Again, this is NOT unintentional. McCain and his corporate advisers think it is good for individuals and families to pay more because it makes them think twice before seeking health care, and—in theory—they will shop around for cheaper care. And if they can’t cover the costs of real health insurance with McCain’s tax credit, the insurance industry will sell you lower-cost plans with big holes in coverage or costly co-pays—that is, if you are not already sick and you aren’t too old for them to see you as profitable.

And McCain will be glad to help you invest your tax credit in a Health Savings Account —a savings account coupled with an insurance plan cooked up by his friends in the insurance industry with such high deductibles that it only applies for catastrophic health costs. For those normal trips to the doctor, you just take money out of the savings account until there is nothing left—and then you really reduce health care costs by forgoing the trip to the doctor altogether.

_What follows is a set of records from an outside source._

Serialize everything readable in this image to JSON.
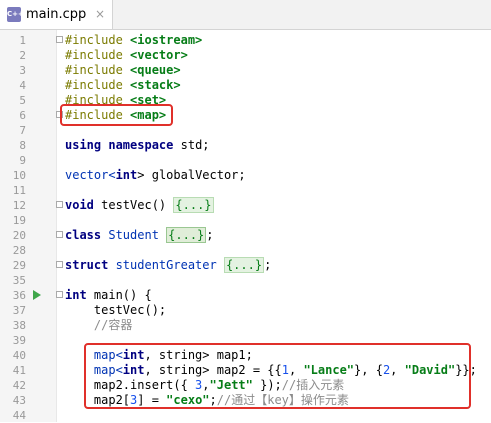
{
  "tab": {
    "label": "main.cpp",
    "icon": "cpp-file-icon",
    "icon_text": "C++",
    "close": "×"
  },
  "lines": [
    {
      "n": "1",
      "t": "#include <iostream>"
    },
    {
      "n": "2",
      "t": "#include <vector>"
    },
    {
      "n": "3",
      "t": "#include <queue>"
    },
    {
      "n": "4",
      "t": "#include <stack>"
    },
    {
      "n": "5",
      "t": "#include <set>"
    },
    {
      "n": "6",
      "t": "#include <map>"
    },
    {
      "n": "7",
      "t": ""
    },
    {
      "n": "8",
      "t": "using namespace std;"
    },
    {
      "n": "9",
      "t": ""
    },
    {
      "n": "10",
      "t": "vector<int> globalVector;"
    },
    {
      "n": "11",
      "t": ""
    },
    {
      "n": "12",
      "t": "void testVec() {...}"
    },
    {
      "n": "19",
      "t": ""
    },
    {
      "n": "20",
      "t": "class Student {...};"
    },
    {
      "n": "28",
      "t": ""
    },
    {
      "n": "29",
      "t": "struct studentGreater {...};"
    },
    {
      "n": "35",
      "t": ""
    },
    {
      "n": "36",
      "t": "int main() {"
    },
    {
      "n": "37",
      "t": "    testVec();"
    },
    {
      "n": "38",
      "t": "    //容器"
    },
    {
      "n": "39",
      "t": ""
    },
    {
      "n": "40",
      "t": "    map<int, string> map1;"
    },
    {
      "n": "41",
      "t": "    map<int, string> map2 = {{1, \"Lance\"}, {2, \"David\"}};"
    },
    {
      "n": "42",
      "t": "    map2.insert({ 3,\"Jett\" });//插入元素"
    },
    {
      "n": "43",
      "t": "    map2[3] = \"cexo\";//通过【key】操作元素"
    },
    {
      "n": "44",
      "t": ""
    }
  ],
  "code": {
    "inc_kw": "#include",
    "inc": [
      "<iostream>",
      "<vector>",
      "<queue>",
      "<stack>",
      "<set>",
      "<map>"
    ],
    "using": "using",
    "namespace": "namespace",
    "std": "std;",
    "vector": "vector<",
    "int": "int",
    "vector_close": "> globalVector;",
    "void": "void",
    "testVec": " testVec() ",
    "fold": "{...}",
    "class": "class",
    "student": " Student ",
    "semi": ";",
    "struct": "struct",
    "studentGreater": " studentGreater ",
    "main_sig": " main() {",
    "call": "    testVec();",
    "comment_container": "    //容器",
    "map1_pre": "    map<",
    "map1_post": ", string> map1;",
    "map2_pre": "    map<",
    "map2_mid": ", string> map2 = {{",
    "n1": "1",
    "comma": ", ",
    "lance": "\"Lance\"",
    "brace_mid": "}, {",
    "n2": "2",
    "david": "\"David\"",
    "brace_end": "}};",
    "insert_pre": "    map2.insert({ ",
    "n3": "3",
    "jett": "\"Jett\"",
    "insert_post": " });",
    "insert_cmt": "//插入元素",
    "assign_pre": "    map2[",
    "n3b": "3",
    "assign_mid": "] = ",
    "cexo": "\"cexo\"",
    "assign_semi": ";",
    "assign_cmt": "//通过【key】操作元素"
  },
  "colors": {
    "highlight_box": "#e0302a",
    "run_icon": "#3fa64a"
  }
}
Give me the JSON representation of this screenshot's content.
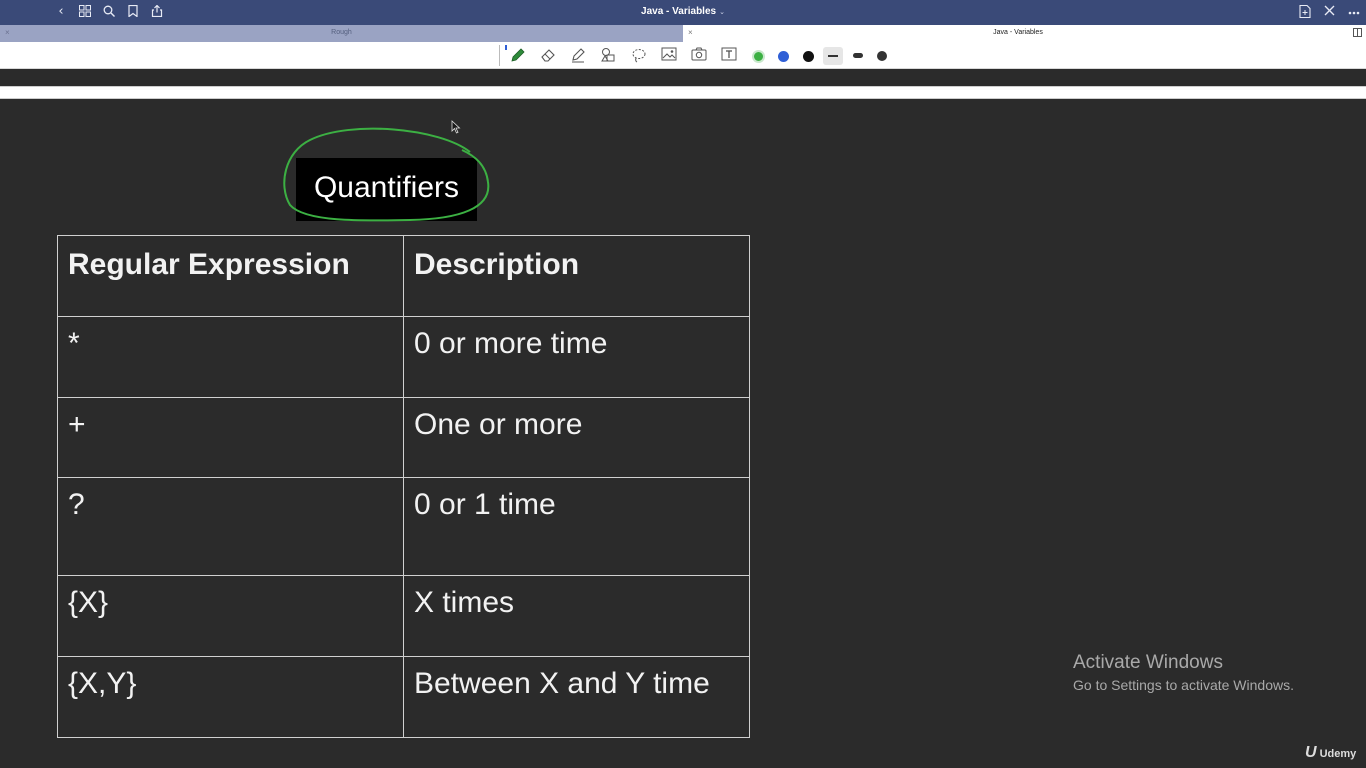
{
  "titlebar": {
    "document_title": "Java - Variables",
    "title_chevron": "⌄",
    "icons": [
      "back-icon",
      "grid-icon",
      "search-icon",
      "bookmark-icon",
      "share-icon",
      "new-page-icon",
      "close-icon",
      "more-icon"
    ]
  },
  "tabs": [
    {
      "label": "Rough",
      "close": "×",
      "active": false
    },
    {
      "label": "Java - Variables",
      "close": "×",
      "active": true
    }
  ],
  "toolbar": {
    "tools": [
      "pen-icon",
      "eraser-icon",
      "highlighter-icon",
      "shapes-icon",
      "lasso-icon",
      "image-icon",
      "camera-icon",
      "text-box-icon"
    ],
    "colors": [
      "#3cb043",
      "#2f5fd6",
      "#111111"
    ],
    "selected_color": "#3cb043",
    "stroke_sizes": [
      "thin",
      "medium",
      "thick"
    ],
    "selected_stroke": "thin"
  },
  "note": {
    "heading": "Quantifiers",
    "highlight_color": "#3cb043",
    "table": {
      "headers": [
        "Regular Expression",
        "Description"
      ],
      "rows": [
        {
          "expr": "*",
          "desc": "0 or more time"
        },
        {
          "expr": "+",
          "desc": "One or more"
        },
        {
          "expr": "?",
          "desc": "0 or 1 time"
        },
        {
          "expr": "{X}",
          "desc": "X times"
        },
        {
          "expr": "{X,Y}",
          "desc": "Between X and Y time"
        }
      ]
    }
  },
  "watermark": {
    "line1": "Activate Windows",
    "line2": "Go to Settings to activate Windows."
  },
  "brand": {
    "mark": "U",
    "name": "Udemy"
  }
}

The ultra-conservatives have a name for this combination of tax credits and HSAs. They call it “consumer-directed health care.” A better name is “high-cost health care”—or “insurance company-directed health care.” And although they promote it as saving money for individuals, for our economy and our society, the available evidence shows that it does nothing to reduce health care costs—but it will leave millions of people with worse coverage, more chronic health problems, and higher levels of health cost-driven bankruptcies. And, perhaps most importantly for McCain’s financial backers, it would leave the insurance industry and the drug industry even more in control of America’s health care system than ever before.

The release of this McCain health care plan is an important test for the mainstream media. Health care experts who are “reality-based” will, if asked to comment, tell reporters that there is no evidence that McCain’s proposals will do anything to reduce health care costs, but will the media fall for the McCain spin?

Here’s the story they would like major media to report:

“While Democrats Obama and Clinton, stuck in an endless primary contest, fight with each other over who would cover more of the uninsured, John McCain has been using the luxury of uncontested time to develop a thoughtful plan for bringing down health care costs—the issue voters care most about when it comes to their own family budget worries. And McCain’s plan would attack the health cost spiral by unleashing the power of individual consumers and families in a more competitive health care marketplace, not by using the power of the federal government to either provide health care and not by dictating health insurance arrangements between workers and employers. Expanding consumer choice—and encouraging health care consumers to be wise purchasers of health care, said McCain, is the best way to force the health care system to become more efficient and reduce the burden of health care costs.”

Most honest reporters will note that the McCain will not improve the lot of America’s 47 million uninsured, but they may give McCain credit for focusing more on controlling prices than Obama and Clinton. That might sound “fair and balanced”—but it would be wrong.

The reality is, McCain’s proposals would greatly increase the number of uninsured Americans, while also doing nothing about health care costs except increasing the number of people who can’t afford good quality health care for themselves and their families. Let’s see if the media gets both parts of the story right.